Le prisonnier Kamal Abu Wa’r, de Qabatya (Jénine) est gravement atteint d’un cancer à la gorge, depuis 2019. Il a été soigné plusieurs fois dans les hôpitaux de l’occupant, mais son état de santé se détériore constamment. Le prisonnier Kamal Abu Wa’r est âgé de 46 ans et est condamné par l’occupant à 6 perpétuités et 50 ans. Il est détenu depuis 2003. Le mouvement national des prisonniers a adressé une lettre aux responsables palestiniens, leur demandant d’alerter les associations des droits humains afin qu’elles fassent pression et fassent libérer le prisonnier. Le 7/6, le conseil des prisonniers a signalé que l’occupant interdit la visite de son avocat.

 
le prisonnier Wael Jaghoub, dirigeant au FPLP


7- Soutien aux prisonniers

 

Le responsable du dossier des prisonniers au FPLP, Allam Ka’bi, a mis en garde l’administration carcérale sioniste et le Shabak contre toute atteinte à la vie du prisonnier dirigeant Wael Jaghoub, qui a été transféré de la prison de Gilboa aux cellules de l’isolement dans la prison de Meggido. Le responsable a déclaré que le dirigeant Jaghoub est soumis à un traitement répressif systématique depuis plusieurs mois à cause de son rôle dirigeant en prison.  (29/6).

Quatre mois après leur arrêt, les rassemblements de solidarité avec les prisonniers ont repris dans plusieurs villes en Cisjordanie et à Gaza, devant le siège du CICR. Ces rassemblements hebdomadaires rappellent aux autorités internationales que les prisonniers représentent une question vitale nationale pour le peuple palestinien (30.6).

Sans le soutien du CICR et leur aide, les familles des prisonniers maqdissis s’organisent et entreprennent de visiter leurs parents dans les prisons du Naqab et de Ramon, 4 mois après l’arrêt des visites. Malgré les difficultés financières vécues par ces familles, elles ont décidé de compter sur elles-mêmes pour entreprendre ces visites. Amjad Abu Assab, le président des familles des prisonniers maqdissis a déploré que les organisations internationales, et notamment le CICR, n’aient rien entrepris pour soutenir les prisonniers, durant les moments difficiles où ils ont été entièrement isolés du monde, à la merci de l’occupant. 

L’association al-Dameer réclame la reprise des visites aux prisonniers détenus dans les geôles de l’occupant. Dans un communiqué (2/6), l’association accuse l’occupant de prendre prétexte du virus Corona pour empêcher les visites familiales et des avocats. 

La population de Jénine et les anciens prisonniers libérés organisent un rassemblement de soutien au prisonnier Kamal Abu Wa’r, atteint de cancer (30/5).
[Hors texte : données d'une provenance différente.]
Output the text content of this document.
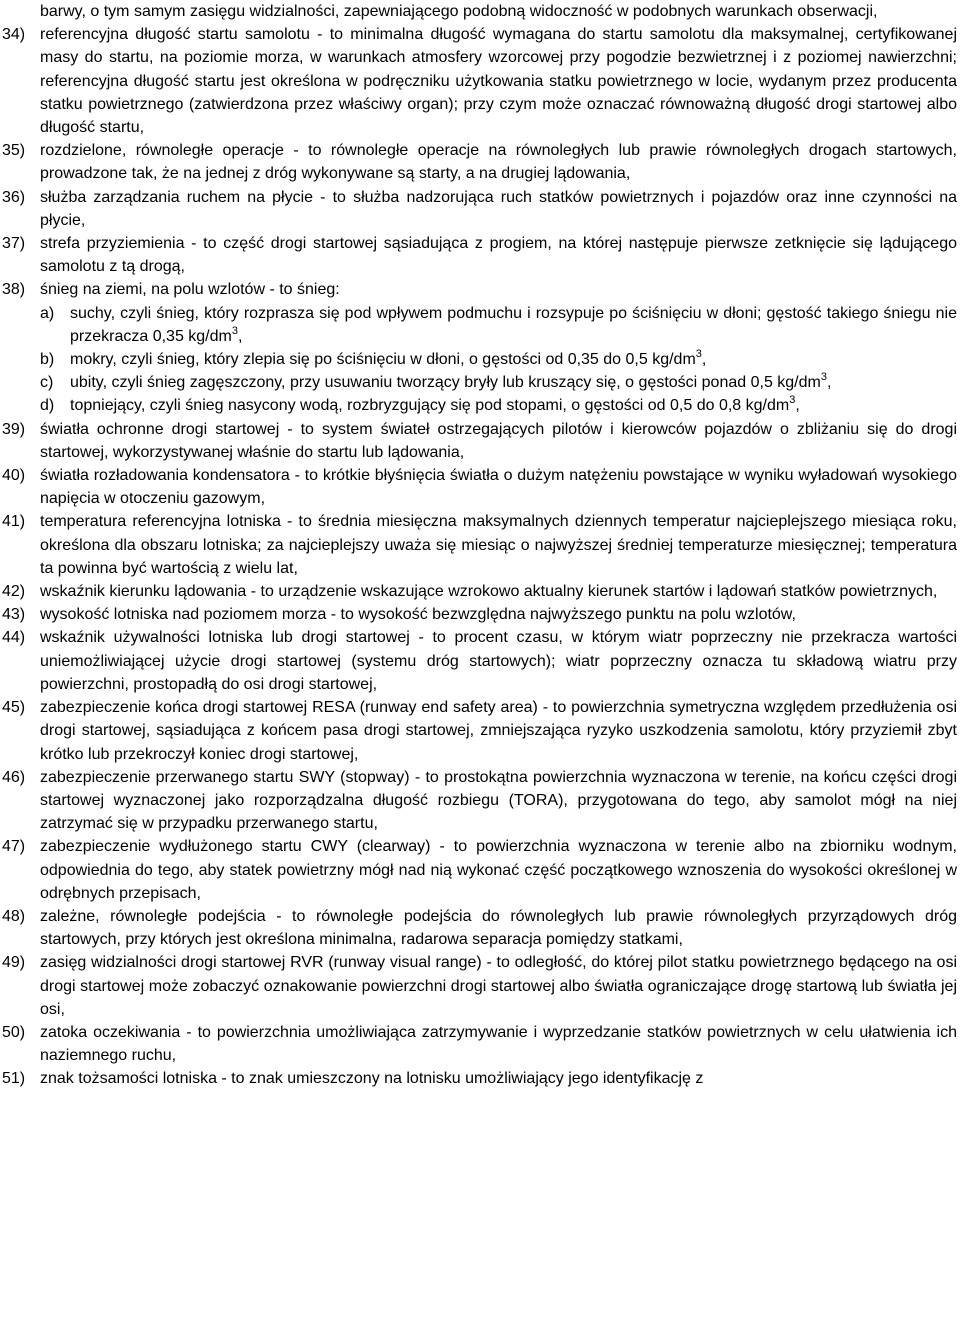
barwy, o tym samym zasięgu widzialności, zapewniającego podobną widoczność w podobnych warunkach obserwacji,
34) referencyjna długość startu samolotu - to minimalna długość wymagana do startu samolotu dla maksymalnej, certyfikowanej masy do startu, na poziomie morza, w warunkach atmosfery wzorcowej przy pogodzie bezwietrznej i z poziomej nawierzchni; referencyjna długość startu jest określona w podręczniku użytkowania statku powietrznego w locie, wydanym przez producenta statku powietrznego (zatwierdzona przez właściwy organ); przy czym może oznaczać równoważną długość drogi startowej albo długość startu,
35) rozdzielone, równoległe operacje - to równoległe operacje na równoległych lub prawie równoległych drogach startowych, prowadzone tak, że na jednej z dróg wykonywane są starty, a na drugiej lądowania,
36) służba zarządzania ruchem na płycie - to służba nadzorująca ruch statków powietrznych i pojazdów oraz inne czynności na płycie,
37) strefa przyziemienia - to część drogi startowej sąsiadująca z progiem, na której następuje pierwsze zetknięcie się lądującego samolotu z tą drogą,
38) śnieg na ziemi, na polu wzlotów - to śnieg:
a) suchy, czyli śnieg, który rozprasza się pod wpływem podmuchu i rozsypuje po ściśnięciu w dłoni; gęstość takiego śniegu nie przekracza 0,35 $kg/dm^3$,
b) mokry, czyli śnieg, który zlepia się po ściśnięciu w dłoni, o gęstości od 0,35 do 0,5 $kg/dm^3$,
c) ubity, czyli śnieg zagęszczony, przy usuwaniu tworzący bryły lub kruszący się, o gęstości ponad 0,5 $kg/dm^3$,
d) topniejący, czyli śnieg nasycony wodą, rozbryzgujący się pod stopami, o gęstości od 0,5 do 0,8 $kg/dm^3$,
39) światła ochronne drogi startowej - to system świateł ostrzegających pilotów i kierowców pojazdów o zbliżaniu się do drogi startowej, wykorzystywanej właśnie do startu lub lądowania,
40) światła rozładowania kondensatora - to krótkie błyśnięcia światła o dużym natężeniu powstające w wyniku wyładowań wysokiego napięcia w otoczeniu gazowym,
41) temperatura referencyjna lotniska - to średnia miesięczna maksymalnych dziennych temperatur najcieplejszego miesiąca roku, określona dla obszaru lotniska; za najcieplejszy uważa się miesiąc o najwyższej średniej temperaturze miesięcznej; temperatura ta powinna być wartością z wielu lat,
42) wskaźnik kierunku lądowania - to urządzenie wskazujące wzrokowo aktualny kierunek startów i lądowań statków powietrznych,
43) wysokość lotniska nad poziomem morza - to wysokość bezwzględna najwyższego punktu na polu wzlotów,
44) wskaźnik używalności lotniska lub drogi startowej - to procent czasu, w którym wiatr poprzeczny nie przekracza wartości uniemożliwiającej użycie drogi startowej (systemu dróg startowych); wiatr poprzeczny oznacza tu składową wiatru przy powierzchni, prostopadłą do osi drogi startowej,
45) zabezpieczenie końca drogi startowej RESA (runway end safety area) - to powierzchnia symetryczna względem przedłużenia osi drogi startowej, sąsiadująca z końcem pasa drogi startowej, zmniejszająca ryzyko uszkodzenia samolotu, który przyziemił zbyt krótko lub przekroczył koniec drogi startowej,
46) zabezpieczenie przerwanego startu SWY (stopway) - to prostokątna powierzchnia wyznaczona w terenie, na końcu części drogi startowej wyznaczonej jako rozporządzalna długość rozbiegu (TORA), przygotowana do tego, aby samolot mógł na niej zatrzymać się w przypadku przerwanego startu,
47) zabezpieczenie wydłużonego startu CWY (clearway) - to powierzchnia wyznaczona w terenie albo na zbiorniku wodnym, odpowiednia do tego, aby statek powietrzny mógł nad nią wykonać część początkowego wznoszenia do wysokości określonej w odrębnych przepisach,
48) zależne, równoległe podejścia - to równoległe podejścia do równoległych lub prawie równoległych przyrządowych dróg startowych, przy których jest określona minimalna, radarowa separacja pomiędzy statkami,
49) zasięg widzialności drogi startowej RVR (runway visual range) - to odległość, do której pilot statku powietrznego będącego na osi drogi startowej może zobaczyć oznakowanie powierzchni drogi startowej albo światła ograniczające drogę startową lub światła jej osi,
50) zatoka oczekiwania - to powierzchnia umożliwiająca zatrzymywanie i wyprzedzanie statków powietrznych w celu ułatwienia ich naziemnego ruchu,
51) znak tożsamości lotniska - to znak umieszczony na lotnisku umożliwiający jego identyfikację z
Le comité de soutien aux journalistes (en Palestine) a lancé un cri d’alarme contre les pratiques de l’occupant envers les journalistes détenus dans les prisons sionistes. Il a souligné le cas de l’étudiante Mayss Abu Ghosh du camp de Qalandia, qui a rapporté la négligence médicale pratiquée par l’occupant envers elle, suite aux tortures subies lors des interrogatoires. Elle avait expliqué son cas au CICR. Le comité de soutien aux journalistes souligne également le cas du prisonnier Mohammad Amine Abu Duqqa, et réclame sa libération immédiate. Il avait été arrêté par l’occupant lors de son retour d’une séance de soins contre le cancer, en Jordanie.